KB: Halfway through the poem, the narrator’s bottle of gin begins to admonish the speaker: “Don’t think about the man in the rafters, / says my bottle of gin” and then, “Stop it, / says my bottle of gin, you’re inventing things.” How does this bottle of gin speak to the themes of gaze and surveillance in the poem? Of its meditation on God?

KP: Well, I imagined the speaker slowly getting drunk here—the bottle of gin offering him some escape from anxious thoughts, suggesting that oblivion might be an alternative. But, really, there’s no escaping an image—try not thinking about a blue elephant, after all. Or a creepy man hiding in your rafters.

KB: Along with Martha Collins, you edited an anthology of poetry in translation, Into English, forthcoming from Graywolf Press later this year. What is your experience with poetry in translation, especially when translated into English? Did you make any discoveries or realizations of the genre or language while working on this project?

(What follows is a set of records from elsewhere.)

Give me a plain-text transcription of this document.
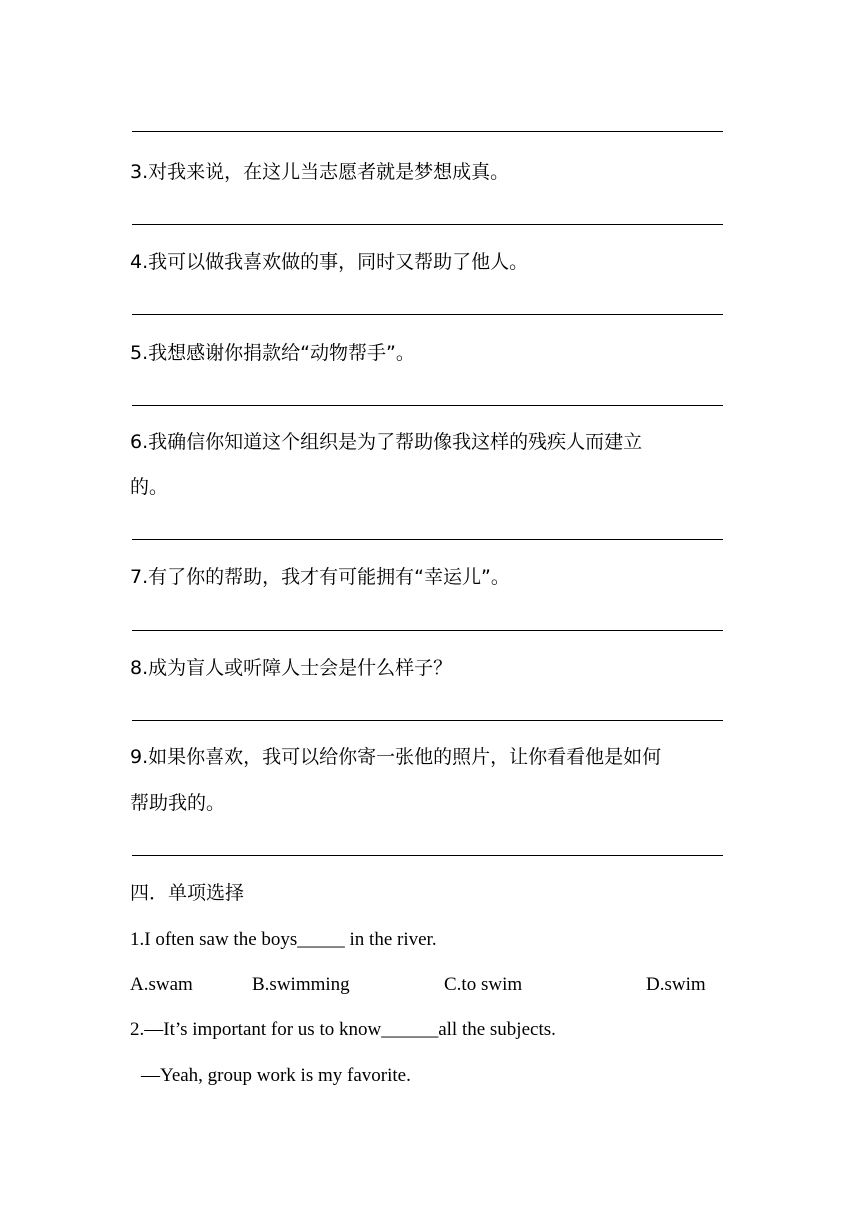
3.对我来说，在这儿当志愿者就是梦想成真。
4.我可以做我喜欢做的事，同时又帮助了他人。
5.我想感谢你捐款给“动物帮手”。
6.我确信你知道这个组织是为了帮助像我这样的残疾人而建立
的。
7.有了你的帮助，我才有可能拥有“幸运儿”。
8.成为盲人或听障人士会是什么样子？
9.如果你喜欢，我可以给你寄一张他的照片，让你看看他是如何
帮助我的。
四．单项选择
1.I often saw the boys_____ in the river.
A.swam	B.swimming	C.to swim	D.swim
2.—It’s important for us to know______all the subjects.
—Yeah, group work is my favorite.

KP: We invited twenty-five very experienced translators to each select a poem that has been translated into English at least three times. We’re reprinting all three translations alongside both the original poem and an essay on what the various versions tell us about the art of translation, poetry, and literary history.

I’ve worked a great deal with translators and have also translated some German poetry into English (and vice versa), but I am by no means the expert that Martha and our contributors are. For me, it was fascinating editing the essays, reading the versions of the poems, and thinking about how encountering different versions at once can lead to a prismatic and far deeper understanding of a poem. Working with these translators certainly deepened my sense of the enormous number of choices translators make—considering poetic music, image, diction, white space, tone, nuance, colloquialism. What does one favor? What does one suppress? How does one translate the experience of a poem?

KB: What are you working on now?

KP: I have a book coming out next year called How He Loved Them, a new collection of poems, quite a few of which appeared in The Southern Review. We’re in the final editing process of that, though I’ve mostly moved on to newer work—a poetry collection I’m tentatively calling The Art of Fiction; “In Small Spaces” will be included in that manuscript.

And I continue to work on the Unsung Masters Series, a book series I curate with Wayne Miller devoted to bringing great, out-of-print, little-known writers to new readers. Each volume includes not just a healthy selection of the writer’s work, but also features essays on the writer, interviews with people who may have known her, photographs, ephemera, reviews, etc. The next volume is on the mid-twentieth-century Colorado poet Belle Turnbull, and the editors will be David Rothman and Jeffrey Villines.

KB: And finally, what’s your favorite brand of gin?

KP: My favorite brand of gin is Cabernet Sauvignon.


Kevin Prufer is the author of six collections of poems, the most recent of which is Churches. With Martha Collins, he is currently editing Into English: Poems, Translations, Commentaries, which Graywolf Press will publish this year. In 2018, Four Way Books will release his next poetry book, How He Loved Them.

Kathleen Boland is the editorial assistant of The Southern Review.